Saturday, July 25, 2015

Some Thoughts on Being Let Go


"Dreaming escape from all the days without a soul," I wrote, returned from soulful weeks in England to my writing room with Saint Bernard (whose lessons on ascent I had forgotten), Saint Cecilia with her wooden mandolin, and San Pasquale in his kitchen with bread oven and big-bellied smile.  And finally tired of my plaint, they released me.

Instead of careful order now, finches every which way.

Instead of dread, dismay, that wobbly airborne feeling of a child first on a bicycle—the concrete all too obviously there lying in wait, but for the moment the glee of not having met it even midway.

Instead of complaints unjustified and unanswerable, the description of an old Normandy wheelbarrow.  No longer useable, but charming in its garden repose.

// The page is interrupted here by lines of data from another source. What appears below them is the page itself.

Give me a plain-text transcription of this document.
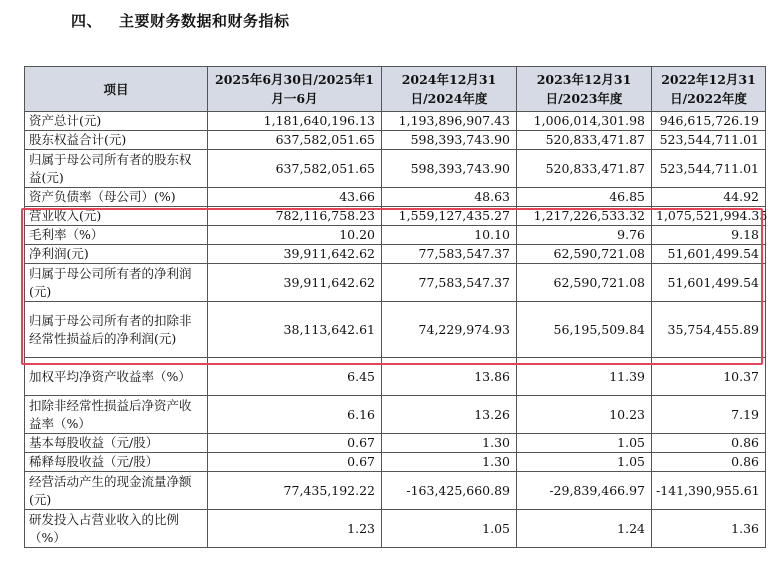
四、 主要财务数据和财务指标
项目	2025年6月30日/2025年1月一6月	2024年12月31日/2024年度	2023年12月31日/2023年度	2022年12月31日/2022年度
资产总计(元)	1,181,640,196.13	1,193,896,907.43	1,006,014,301.98	946,615,726.19
股东权益合计(元)	637,582,051.65	598,393,743.90	520,833,471.87	523,544,711.01
归属于母公司所有者的股东权益(元)	637,582,051.65	598,393,743.90	520,833,471.87	523,544,711.01
资产负债率（母公司）(%)	43.66	48.63	46.85	44.92
营业收入(元)	782,116,758.23	1,559,127,435.27	1,217,226,533.32	1,075,521,994.35
毛利率（%）	10.20	10.10	9.76	9.18
净利润(元)	39,911,642.62	77,583,547.37	62,590,721.08	51,601,499.54
归属于母公司所有者的净利润(元)	39,911,642.62	77,583,547.37	62,590,721.08	51,601,499.54
归属于母公司所有者的扣除非经常性损益后的净利润(元)	38,113,642.61	74,229,974.93	56,195,509.84	35,754,455.89
加权平均净资产收益率（%）	6.45	13.86	11.39	10.37
扣除非经常性损益后净资产收益率（%）	6.16	13.26	10.23	7.19
基本每股收益（元/股）	0.67	1.30	1.05	0.86
稀释每股收益（元/股）	0.67	1.30	1.05	0.86
经营活动产生的现金流量净额(元)	77,435,192.22	-163,425,660.89	-29,839,466.97	-141,390,955.61
研发投入占营业收入的比例（%）	1.23	1.05	1.24	1.36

I will re-pose, regroup, wobbly or no.

Music, cooking, climbing, birds.  I write backwards on notebook pages, last to next-to-last, and look ahead.  What am I now?   All of these things and more, the Serene Highness I have been becoming all these years while seeming least serene, while driven to a lapse (or two) in my serenity.

Puccini, Frederick, and a calico chicken—all gathered on the big old Random House, the "Mr. House" my father consulted for words (if randomly) over the years, the words that mostly haven't failed me.  All of the words I'll ever need.

And now the Friday songs are coming from the synagogue next door, and light pours through my little Tiffany window, and I am whole—wholly myself, despite (to spite) no longer having the work that seemed to define me or delimit me, acting as training wheels on that child's bike so long.

The one afraid of letting go, let go.  And going, like those yellow-feathered finches, in precarious exaltation, every which way.